吉田一郎不可触世界『えぴせし』怪人が生み出す人工物+人間の圧倒的美しさ

2020.05.12

ZAZEN BOYSを脱退して以降、TK from 凛として時雨からももいろクローバーZに至るさまざまなサポートを務めてきた吉田一郎が、5年ぶりの新作をついに完成。前作と同様に、作詞/作曲、アレンジ、楽器演奏、エンジニアリングまでをみずからが手掛けた本作は、80年代のエレポップ~ニューウェイヴへの愛情を基盤に、マシーン・ファンクやバレアリックなダンス・ミュージックを横断する当人の作家性がより色濃く反映された作品に。
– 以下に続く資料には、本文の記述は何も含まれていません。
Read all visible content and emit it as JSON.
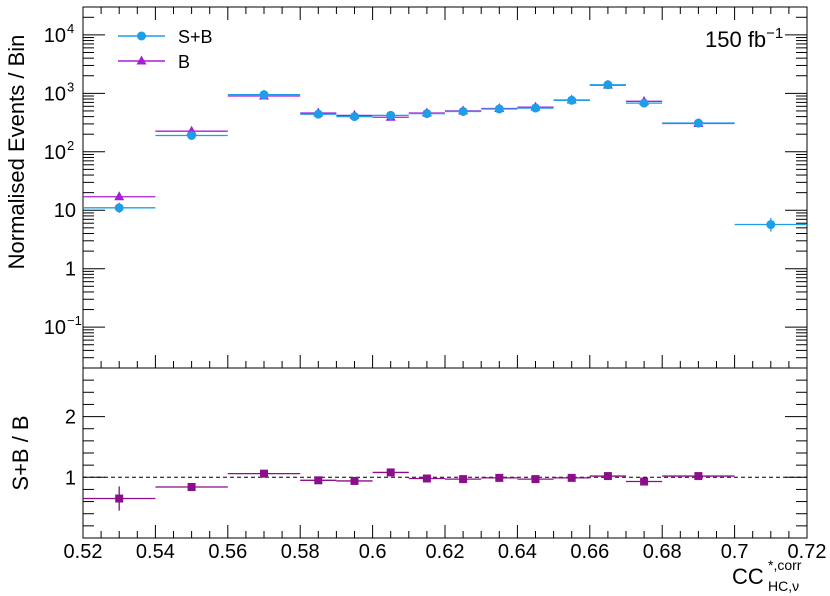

シンコペーションするリズムにラップを乗せた“B面のまほろば”、岡村ちゃんばりの歌唱を披露する“phoenixboy”あたりは表現力の高まりを感じさせるが、ただ快楽的というわけではなくどこか寂寥感が漂っているのは、シンガー・ソングライターとしての彼の本分だと言えよう。

 


もはやZAZEN BOYSの元ベーシストという肩書は不要な吉田一郎によるソロ・プロジェクトの、初作にして名作『あぱんだ』(2015年)より5年ぶりとなるセカンド・アルバム。前作の流れは汲みつつも、ちょっと照れ笑いが含まれていたような前作を真顔でアップデートしたような全10曲が並ぶ。人工的なビートに吉田の歌やベースが交わって、全体的に得も言われぬ美しさを醸し出しており、タイトルの『えぴせし』(EPITHESI)も、〈EPITHESIS〉(エピテーゼ=欠損した身体の一部を補う人工の医療具)からさらに一文字欠損した言葉だと思えば納得がいく。喩えるなら、無機質な箱の中に怪しい画家がいて、何年もひたすら美しい風景画を描いているとか、武道の達人がひたすら美しい演武を繰り広げているとかいったような……ある種の狂気すら感じられる美しさ。

歌唱、トラックはもちろんのこと、前作の名曲“暗渠”をそのままアップデートしたような“B面のまほろば”でのラップ的フロウやバッキバキのベースなど、細部に宿る個性も聴きどころでありつつ、それでいてスムーズに聴けて切なさも残るのがニクい。前作を超える大傑作。